There seems to be a general acceptance that today’s young people are a more unruly, criminal lot than ever before. The media feed us a constant stream of negative images: young people in hoodies lurking on street corners, ‘thugs’, ‘louts’ and ‘yobbos’ running amok in our communities.
We know this is an exaggerated picture, but it is hard not to be influenced. It can lead to knee-jerk political responses, such as slapping ASBOs on children as young as ten. It has almost certainly contributed to the eightfold rise in the use of custody for children aged 10-15 years that has occurred since 1990.
The reality is of course more complex than media images or political rhetoric suggest.
Children are far more likely to be the victims of crime than its perpetrators. They are responsible for just 12% of crime and youth crime has been falling since 1992. Yet we lock up more children than almost any other European country – four times as many as France – and our age of criminal responsibility is one of the lowest, at 10 years.
Set against the alarming stories of youth misdemeanours and crime, are a battery of positive statistics pumped out by the Government, about how young people are achieving better than ever before – gaining good exam results, continuing to university, driving growth in high skills sectors of the economy. We have only to look around us to observe the greater material wealth of the I-POD generation.
But this creates new pressures and a widening gap between the affluent majority and those who grow up in poverty. Nearly one in three children in the UK – 3.8 million – live in poverty. Despite significant investment by the Government, last year child poverty rates rose for the first time in six years. The likelihood of remaining in poverty for those born into poverty has actually increased.
This matters hugely because poverty blights children’s life-chances. It goes hand-in-hand with a multitude of risk factors – family breakdown, neglect and abuse, poor housing, poor health, educational underachievement, truancy and exclusion and yes, crime.

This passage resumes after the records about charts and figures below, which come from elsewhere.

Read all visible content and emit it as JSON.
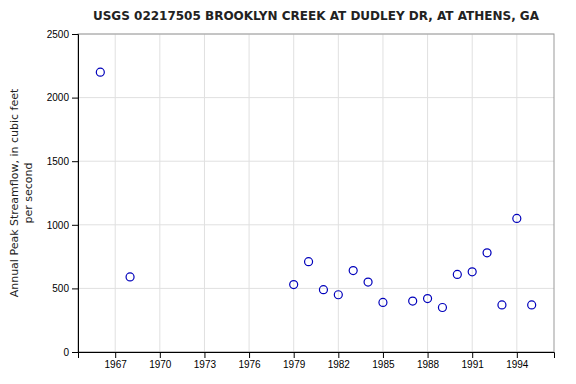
{
  "chart_data": {
    "type": "scatter",
    "title": "USGS 02217505 BROOKLYN CREEK AT DUDLEY DR, AT ATHENS, GA",
    "y_label": "Annual Peak Streamflow, in cubic feet\nper second",
    "x": [
      1966,
      1968,
      1979,
      1980,
      1981,
      1982,
      1983,
      1984,
      1985,
      1987,
      1988,
      1989,
      1990,
      1991,
      1992,
      1993,
      1994,
      1995
    ],
    "values": [
      2200,
      590,
      530,
      710,
      490,
      450,
      640,
      550,
      390,
      400,
      420,
      350,
      610,
      630,
      780,
      370,
      1050,
      370
    ],
    "color": "#0000bb",
    "marker": "circle",
    "xlim": [
      1964.5,
      1996.5
    ],
    "ylim": [
      0,
      2500
    ],
    "xticks": [
      1967,
      1970,
      1973,
      1976,
      1979,
      1982,
      1985,
      1988,
      1991,
      1994
    ],
    "yticks": [
      0,
      500,
      1000,
      1500,
      2000,
      2500
    ],
    "grid": true
  }
}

Political and media discourse seldom tell the whole story. Children are portrayed either as innocent victims of their circumstances or, to use the disgraceful but popular stereotype, as ‘feral youth’. As Chief Executive of Barnardo’s and formerly Head of the Prison Service, I know that all too often those young children born into poverty and subjected to abuse or neglect grow up to be the delinquent teenagers we lock up in the secure estate.
Demonising children may make good copy (I have my doubts) but it does not make for good policy. So what is needed?
A concerted effort to end child poverty, reaching out to the most disadvantaged families.
Investment in early years and parenting support, building on the successes of Sure Start.
Intervening early when things go wrong, rather than waiting until crisis point is reached – for example, extending the holistic, preventive support offered by Youth Offending Teams, rather than issuing ever more ASBOs.
Most of all, we must never give up on a child. Even if a young person has to go to prison for committing a serious crime, we need to use that episode to get to the root of their difficulties and enable them to change their life for the better.
Children are our future. We can either support them to grow into responsible citizens and valued members of the community or we can reinforce their disadvantage by ridiculing them in the media, expelling them from school and locking them up – pushing them further to the margins, when they most need our help.
The choice is obvious. There is an urgent moral and economic case to invest in children now. Just as importantly, we need to start believing in them.